Last fall’s online format nixed the community conversation, however. A virtual conversation would not be as effective, particularly as Wilsey also wanted to develop connections among this cohort of people who wouldn’t be able to spend time together physically.

He decided asking students to create a podcast about one of their fellow students could fill the gap.

“It required one-on-one connections,” he says. “It could transcend the physical distances.
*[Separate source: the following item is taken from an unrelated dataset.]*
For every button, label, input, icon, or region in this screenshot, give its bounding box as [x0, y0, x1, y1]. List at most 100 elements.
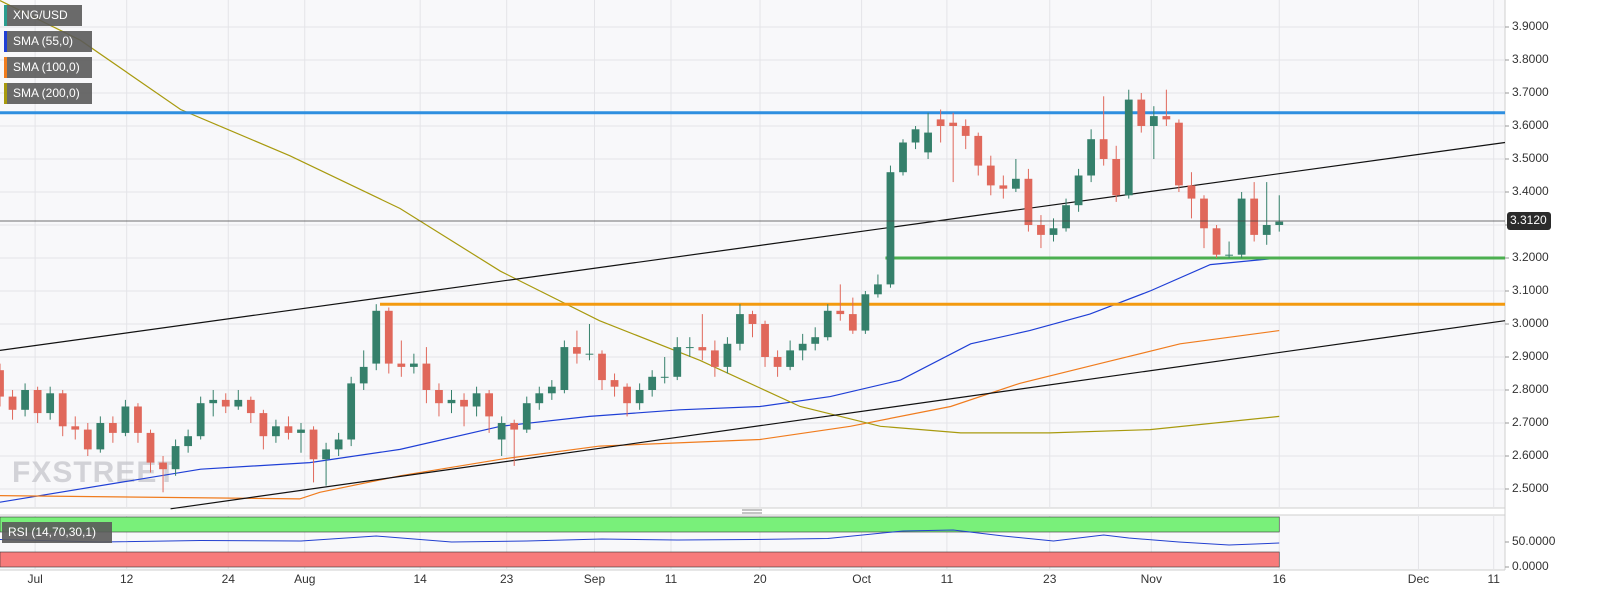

It pushed them out of their comfort zones and it required them to try to deeply understand another person’s identity and perspective in order to tell a version of their story.”

And for help telling their stories through podcasting, he and his students could call on Media Librarian Scott Spicer, Multimedia Specialist Charlie Heinz, and Technical Support Specialist Tiffany Carlson.

Developing another’s story

Eva Kough

Eva Kough

Carlson presented ways to organize their podcasts, using storyboarding as a helpful tool.

“I focused on the concept of a story arc, and how this may or may not work with the stories they were trying to tell,” she says. They also looked at ways to find a common theme among their concepts to bind their stories together when there is no obvious arc.

Eva Kough found storyboarding helpful in developing her podcast about Denis Enywaru. She and he had written and exchanged personal reflections, he shared personal stories, and, she says, “we talked quite a few hours about our motivations.” She was challenged by the need to “dive into Denis’s brain without getting into uncomfortable territories.”

Then she faced a big learning curve on how to use the software. She experimented a bit and then decided to use Audacity, so that she could choose her own music. “I have a very strong opinion about what I want my aesthetics to be,” Kough says. “I searched for hours for the right music.”

Enywaru, in Kampala, Uganda, did not have access to Libraries’ media equipment or 1:Button studios on campus. So he was one of the students whom Heinz helped to use his smartphone as effectively as possible. “They sent me sample audio files from their recording location, and then I would send feedback,” Heinz says.

Navigating rough spots

Olaoluwakitan “Kitan” Babalola

Olaoluwakitan “Kitan” Babalola

Olaoluwakitan “Kitan” Babalola recognized a potential rough spot.

“It’s uncomfortable having someone come into your space and ask personal questions,” she says. “It feels intrusive. But as a development practitioner, you have to make things work, even when aspects of the work feel uncomfortable.”

Like the other students, she’d never done a podcast before — and she hadn’t even heard one. She appreciated Spicer speaking about the different sections of a podcast and offering tips to make it interesting. And, fortunately, she clicked with her partner David Newman.

Heinz found one student much influenced by Dan Carlin’s Hardcore History. “He had styled his podcast to be similar to that,” but it wasn’t effective. “We talked about what’s different between the personal narrative genre and the history genre and how to take inspiration from what he finds effective or engaging about that podcast and then apply that in a different genre.”

Assessing the project

Overall, Wilsey finds the podcast assignment successful as a vehicle for the student to discover their self and others.

“A practitioner of sustainable development has an obligation to work hard on understanding his or her own way of knowing and being,” he says, “and to invest similarly in working to understand and value the same in others.”

Babalola says: “Relationships were a major contribution to the success of the podcasts. I learned a lot from [Newman] about life.” And he gained a friend who hopes to be in the Twin Cities soon, but for now is in Lagos, Nigeria.